How many blown-up balloons can you fit into a bowl? At least four if the bowl is filled with liquid nitrogen. When those shriveled balloons warm up, they expand.
"I thought they were pretty cool, because most people don't get to see liquid nitrogen," said eighth grader Mac Dulaney.
Scientists from Stennis Space Center performed various experiments using everyday items, from flowers to rubber balls, to help them launch a pilot STEM curriculum. Their first stop was Long Beach Middle School.
"We're constantly looking for innovative ways to inspire the next generation of scientists, technologist and engineers. This is one of the programs that we've looked at. We want to take this kind of on the road," said Chris Copelan, NASA Education Program Specialist.
The program will use technology to link Stennis to schools in Mississippi and Louisiana. Students will get to watch a live stream of an engine testing at Stennis, including the J-2X, an engine that could one day send humans to Mars.
"I thought it was pretty cool that you got to see what people don't get to see an engine test, and you got to see the engine and all the water that came out of it and the steam," said Mac.
Through the virtual visit, NASA scientists and engineers will also appear on the screen to answer student's questions.
"It really helps people who aren't interested in science, who don't know what they're doing yet, figure out what they want to do," said eighth grader J.T. Tripp.
The lessons show students the fun side of science and how it can propel them to careers in the space industry and beyond.
"We're kind of an unknown great facility.

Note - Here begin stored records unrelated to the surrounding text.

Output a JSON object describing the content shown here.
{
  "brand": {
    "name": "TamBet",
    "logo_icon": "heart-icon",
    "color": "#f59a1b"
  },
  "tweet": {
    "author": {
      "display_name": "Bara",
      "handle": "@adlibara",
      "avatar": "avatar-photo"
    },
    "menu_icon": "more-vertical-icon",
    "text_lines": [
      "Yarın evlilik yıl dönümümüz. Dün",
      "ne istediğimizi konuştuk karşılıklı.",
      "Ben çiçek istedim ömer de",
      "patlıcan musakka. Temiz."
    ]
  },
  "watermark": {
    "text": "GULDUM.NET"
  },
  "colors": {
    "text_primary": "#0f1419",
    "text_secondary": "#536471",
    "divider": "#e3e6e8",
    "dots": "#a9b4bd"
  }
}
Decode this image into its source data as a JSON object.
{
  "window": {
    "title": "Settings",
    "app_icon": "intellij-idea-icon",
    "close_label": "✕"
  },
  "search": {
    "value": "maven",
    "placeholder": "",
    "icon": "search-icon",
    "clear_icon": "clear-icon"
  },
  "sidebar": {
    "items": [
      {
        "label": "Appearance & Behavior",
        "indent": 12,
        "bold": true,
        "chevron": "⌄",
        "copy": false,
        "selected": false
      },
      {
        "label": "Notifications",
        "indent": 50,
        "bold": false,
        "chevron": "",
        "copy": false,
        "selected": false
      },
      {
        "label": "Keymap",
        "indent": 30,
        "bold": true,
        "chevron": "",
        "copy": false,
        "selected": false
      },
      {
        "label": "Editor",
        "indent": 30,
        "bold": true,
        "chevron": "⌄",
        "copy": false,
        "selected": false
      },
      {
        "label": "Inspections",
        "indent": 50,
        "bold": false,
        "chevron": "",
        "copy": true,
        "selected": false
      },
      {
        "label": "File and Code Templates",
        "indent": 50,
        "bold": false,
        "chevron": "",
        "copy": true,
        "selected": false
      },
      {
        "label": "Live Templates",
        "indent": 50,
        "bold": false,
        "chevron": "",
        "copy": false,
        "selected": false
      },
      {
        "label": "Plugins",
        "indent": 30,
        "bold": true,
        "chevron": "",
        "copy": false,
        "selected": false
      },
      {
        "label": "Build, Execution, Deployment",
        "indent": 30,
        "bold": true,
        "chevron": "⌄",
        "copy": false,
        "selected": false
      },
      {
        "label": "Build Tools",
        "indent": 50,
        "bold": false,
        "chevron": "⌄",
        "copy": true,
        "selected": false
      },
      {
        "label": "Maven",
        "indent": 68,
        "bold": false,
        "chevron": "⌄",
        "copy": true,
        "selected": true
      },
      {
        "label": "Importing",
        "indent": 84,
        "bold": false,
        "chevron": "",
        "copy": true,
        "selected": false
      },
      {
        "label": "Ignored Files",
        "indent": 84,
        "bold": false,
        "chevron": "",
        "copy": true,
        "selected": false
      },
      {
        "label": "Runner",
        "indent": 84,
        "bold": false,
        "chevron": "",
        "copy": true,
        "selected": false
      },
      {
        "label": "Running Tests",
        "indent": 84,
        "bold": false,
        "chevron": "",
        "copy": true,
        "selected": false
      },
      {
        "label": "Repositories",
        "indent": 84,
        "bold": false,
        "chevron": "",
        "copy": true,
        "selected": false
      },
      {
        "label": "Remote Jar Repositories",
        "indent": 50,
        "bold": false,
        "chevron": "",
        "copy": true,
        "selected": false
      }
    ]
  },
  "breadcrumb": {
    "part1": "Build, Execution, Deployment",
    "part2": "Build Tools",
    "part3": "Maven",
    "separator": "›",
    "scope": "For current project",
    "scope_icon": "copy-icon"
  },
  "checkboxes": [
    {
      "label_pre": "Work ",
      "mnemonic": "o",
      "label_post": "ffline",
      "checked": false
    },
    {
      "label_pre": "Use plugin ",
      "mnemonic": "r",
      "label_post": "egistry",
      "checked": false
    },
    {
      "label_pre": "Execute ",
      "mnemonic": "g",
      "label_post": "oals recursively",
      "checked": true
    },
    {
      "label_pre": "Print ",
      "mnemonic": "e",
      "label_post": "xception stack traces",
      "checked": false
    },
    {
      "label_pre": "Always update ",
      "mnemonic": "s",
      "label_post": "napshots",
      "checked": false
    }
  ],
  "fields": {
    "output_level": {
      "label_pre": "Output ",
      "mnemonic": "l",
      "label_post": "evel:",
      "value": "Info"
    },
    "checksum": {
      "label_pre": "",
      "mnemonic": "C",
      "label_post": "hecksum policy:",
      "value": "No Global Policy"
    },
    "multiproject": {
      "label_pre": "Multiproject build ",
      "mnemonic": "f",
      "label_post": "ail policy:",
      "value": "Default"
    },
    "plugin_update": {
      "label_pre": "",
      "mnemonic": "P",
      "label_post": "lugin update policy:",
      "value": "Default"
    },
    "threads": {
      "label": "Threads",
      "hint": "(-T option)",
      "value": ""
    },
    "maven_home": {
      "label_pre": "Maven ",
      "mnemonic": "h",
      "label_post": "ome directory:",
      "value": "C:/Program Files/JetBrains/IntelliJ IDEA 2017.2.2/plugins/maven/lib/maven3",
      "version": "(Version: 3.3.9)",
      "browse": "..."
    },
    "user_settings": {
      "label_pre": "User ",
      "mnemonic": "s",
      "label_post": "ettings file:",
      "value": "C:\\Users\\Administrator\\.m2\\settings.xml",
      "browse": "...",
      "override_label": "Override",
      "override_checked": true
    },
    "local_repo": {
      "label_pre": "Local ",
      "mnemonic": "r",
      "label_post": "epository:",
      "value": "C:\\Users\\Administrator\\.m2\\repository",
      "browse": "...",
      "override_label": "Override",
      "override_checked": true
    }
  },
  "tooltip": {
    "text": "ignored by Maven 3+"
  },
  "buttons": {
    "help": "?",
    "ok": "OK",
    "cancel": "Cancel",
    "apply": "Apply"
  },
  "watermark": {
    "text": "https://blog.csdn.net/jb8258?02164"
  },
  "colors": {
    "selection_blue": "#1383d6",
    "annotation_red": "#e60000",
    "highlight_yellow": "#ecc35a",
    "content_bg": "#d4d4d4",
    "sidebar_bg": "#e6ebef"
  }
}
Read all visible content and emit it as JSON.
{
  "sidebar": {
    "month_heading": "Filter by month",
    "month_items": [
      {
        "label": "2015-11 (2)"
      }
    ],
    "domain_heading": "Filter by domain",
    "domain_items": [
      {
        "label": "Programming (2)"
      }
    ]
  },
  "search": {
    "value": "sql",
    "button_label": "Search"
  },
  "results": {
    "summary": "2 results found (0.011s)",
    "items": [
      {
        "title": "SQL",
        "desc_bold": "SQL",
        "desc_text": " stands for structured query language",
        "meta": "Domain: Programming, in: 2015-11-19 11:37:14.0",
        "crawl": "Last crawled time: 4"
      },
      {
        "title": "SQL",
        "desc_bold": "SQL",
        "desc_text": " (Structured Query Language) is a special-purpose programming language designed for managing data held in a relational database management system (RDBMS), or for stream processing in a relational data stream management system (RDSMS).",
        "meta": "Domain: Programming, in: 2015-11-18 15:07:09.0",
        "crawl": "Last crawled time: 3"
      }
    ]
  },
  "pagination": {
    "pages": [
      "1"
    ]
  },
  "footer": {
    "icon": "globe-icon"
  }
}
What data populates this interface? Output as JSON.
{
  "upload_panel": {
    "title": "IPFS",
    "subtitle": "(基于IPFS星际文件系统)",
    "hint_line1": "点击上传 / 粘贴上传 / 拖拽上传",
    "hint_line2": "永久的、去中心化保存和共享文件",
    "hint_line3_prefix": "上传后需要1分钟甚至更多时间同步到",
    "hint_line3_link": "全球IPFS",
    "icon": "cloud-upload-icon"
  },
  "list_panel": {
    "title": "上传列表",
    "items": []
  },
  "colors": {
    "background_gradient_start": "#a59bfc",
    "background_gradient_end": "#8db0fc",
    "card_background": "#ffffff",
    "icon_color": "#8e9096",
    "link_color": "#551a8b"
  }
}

I used to teach in Pearl River County, and a lot of my students didn't even know what went on at Stennis. We try to spread the message of what actually occurs at Stennis, because we want these students to go off and earn their degree, yet come back and contribute to the economy and help us at Stennis," said Copelan.
Along with reaching out to students, NASA engineers will also provide professional development for science teachers in Long Beach. The training is scheduled for April 7.